Cyber Criminals Choosing APIs as Choice of Target to Attack Financial Institutions

Akamai Technologies has published the Akamai  2020 State of Internet / Security: Hostile Takeover Attempts report which revealed that from May 2019 till this day there is a shift in mode of attack  from cyber criminals who started attacking APIs. In this report, the application programming interfaces, or APIs, that criminal targeted with credential stuffing attacks using REST and SOAP to access resources. This includes account summary pages with personal information, account records, and balances, as well as other tools or services within the platform. This was done in an effort to bypass all security controls.

From December 2017 through November 2019, Akamai observed 85,422,079,109 credential abuse attacks across our customer base. Nearly 20%, or 16,557,875,875, were against hostnames that were clearly identified as API endpoints. The  number of malicious logins against financial services almost tripled from 2018 to 2019.

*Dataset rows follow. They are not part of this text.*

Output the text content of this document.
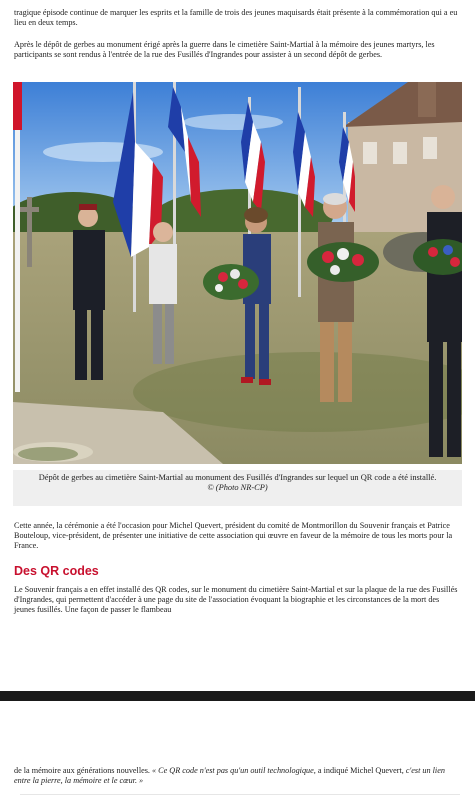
tragique épisode continue de marquer les esprits et la famille de trois des jeunes maquisards était présente à la commémoration qui a eu lieu en deux temps.

Après le dépôt de gerbes au monument érigé après la guerre dans le cimetière Saint-Martial à la mémoire des jeunes martyrs, les participants se sont rendus à l'entrée de la rue des Fusillés d'Ingrandes pour assister à un second dépôt de gerbes.

Dépôt de gerbes au cimetière Saint-Martial au monument des Fusillés d'Ingrandes sur lequel un QR code a été installé.
© (Photo NR-CP)

Cette année, la cérémonie a été l'occasion pour Michel Quevert, président du comité de Montmorillon du Souvenir français et Patrice Bouteloup, vice-président, de présenter une initiative de cette association qui œuvre en faveur de la mémoire de tous les morts pour la France.

Des QR codes

Le Souvenir français a en effet installé des QR codes, sur le monument du cimetière Saint-Martial et sur la plaque de la rue des Fusillés d'Ingrandes, qui permettent d'accéder à une page du site de l'association évoquant la biographie et les circonstances de la mort des jeunes fusillés. Une façon de passer le flambeau

de la mémoire aux générations nouvelles. « Ce QR code n'est pas qu'un outil technologique, a indiqué Michel Quevert, c'est un lien entre la pierre, la mémoire et le cœur. »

Of these, 473,518,955 attacked organizations in the financial services industry. Some organizations use less obvious paths and names for their APIs, but for our purposes, there were clearly identifiable endpoints we deemed sufficient.

Figure 1 shows daily malicious logins, with the obvious API endpoints highlighted. The top graph shows all verticals, while the bottom graph is focused solely on financial services. The rate of malicious logins against APIs in the financial services sector increased significantly starting in May of 2019.

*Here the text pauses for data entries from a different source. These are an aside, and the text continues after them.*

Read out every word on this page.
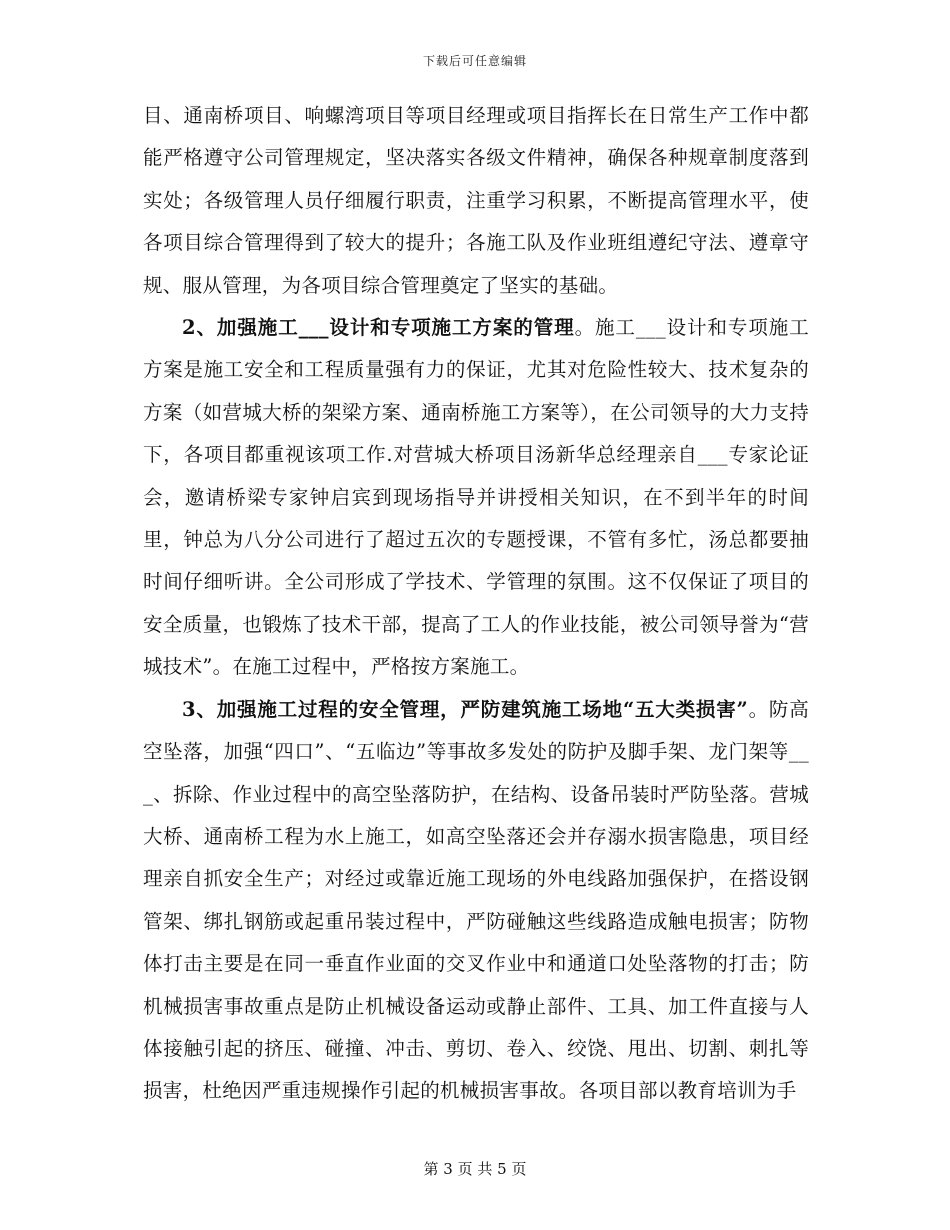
下载后可任意编辑

目、通南桥项目、响螺湾项目等项目经理或项目指挥长在日常生产工作中都能严格遵守公司管理规定，坚决落实各级文件精神，确保各种规章制度落到实处；各级管理人员仔细履行职责，注重学习积累，不断提高管理水平，使各项目综合管理得到了较大的提升；各施工队及作业班组遵纪守法、遵章守规、服从管理，为各项目综合管理奠定了坚实的基础。

2、加强施工___设计和专项施工方案的管理。施工___设计和专项施工方案是施工安全和工程质量强有力的保证，尤其对危险性较大、技术复杂的方案（如营城大桥的架梁方案、通南桥施工方案等），在公司领导的大力支持下，各项目都重视该项工作.对营城大桥项目汤新华总经理亲自___专家论证会，邀请桥梁专家钟启宾到现场指导并讲授相关知识，在不到半年的时间里，钟总为八分公司进行了超过五次的专题授课，不管有多忙，汤总都要抽时间仔细听讲。全公司形成了学技术、学管理的氛围。这不仅保证了项目的安全质量，也锻炼了技术干部，提高了工人的作业技能，被公司领导誉为“营城技术”。在施工过程中，严格按方案施工。

3、加强施工过程的安全管理，严防建筑施工场地“五大类损害”。防高空坠落，加强“四口”、“五临边”等事故多发处的防护及脚手架、龙门架等___、拆除、作业过程中的高空坠落防护，在结构、设备吊装时严防坠落。营城大桥、通南桥工程为水上施工，如高空坠落还会并存溺水损害隐患，项目经理亲自抓安全生产；对经过或靠近施工现场的外电线路加强保护，在搭设钢管架、绑扎钢筋或起重吊装过程中，严防碰触这些线路造成触电损害；防物体打击主要是在同一垂直作业面的交叉作业中和通道口处坠落物的打击；防机械损害事故重点是防止机械设备运动或静止部件、工具、加工件直接与人体接触引起的挤压、碰撞、冲击、剪切、卷入、绞饶、甩出、切割、刺扎等损害，杜绝因严重违规操作引起的机械损害事故。各项目部以教育培训为手

第 3 页 共 5 页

Reason of Increase in API attacks

  • The cause of this growth can likely be attributed to the flood of credential lists on the criminal market, and the fact that data from the financial services industry is worth a considerable amount to criminals.
  • Shifting mainly in credential abuse to API pages, signaling significant targeting of those API logins.
  • API usage and widespread adoption have enabled criminals to automate their attacks. This is why the volume of credential stuffing incidents has continued to grow year over year, and why such attacks remain a steady and constant risk across all market segments.
  • Criminals leverage APIs to validate their lists and confirm that a username actually exists on a service. Depending on how the application or platform was developed, the error responses can be used to sort and validate lists, which enables a higher degree of targeting.
  • Criminals take advantage of the lack of limitation and process tens of thousands of credentials in minutes. For APIs that are throttled, criminals use threading; taking a low and slow approach to achieve their goals says the report.

“Criminals targeting the financial services industry pay close attention to  the defences used by these organizations , and adjust their attack patterns accordingly,”  said Akamai security researcher and principal author of the state of the Internet/ Security report Steve Ragan.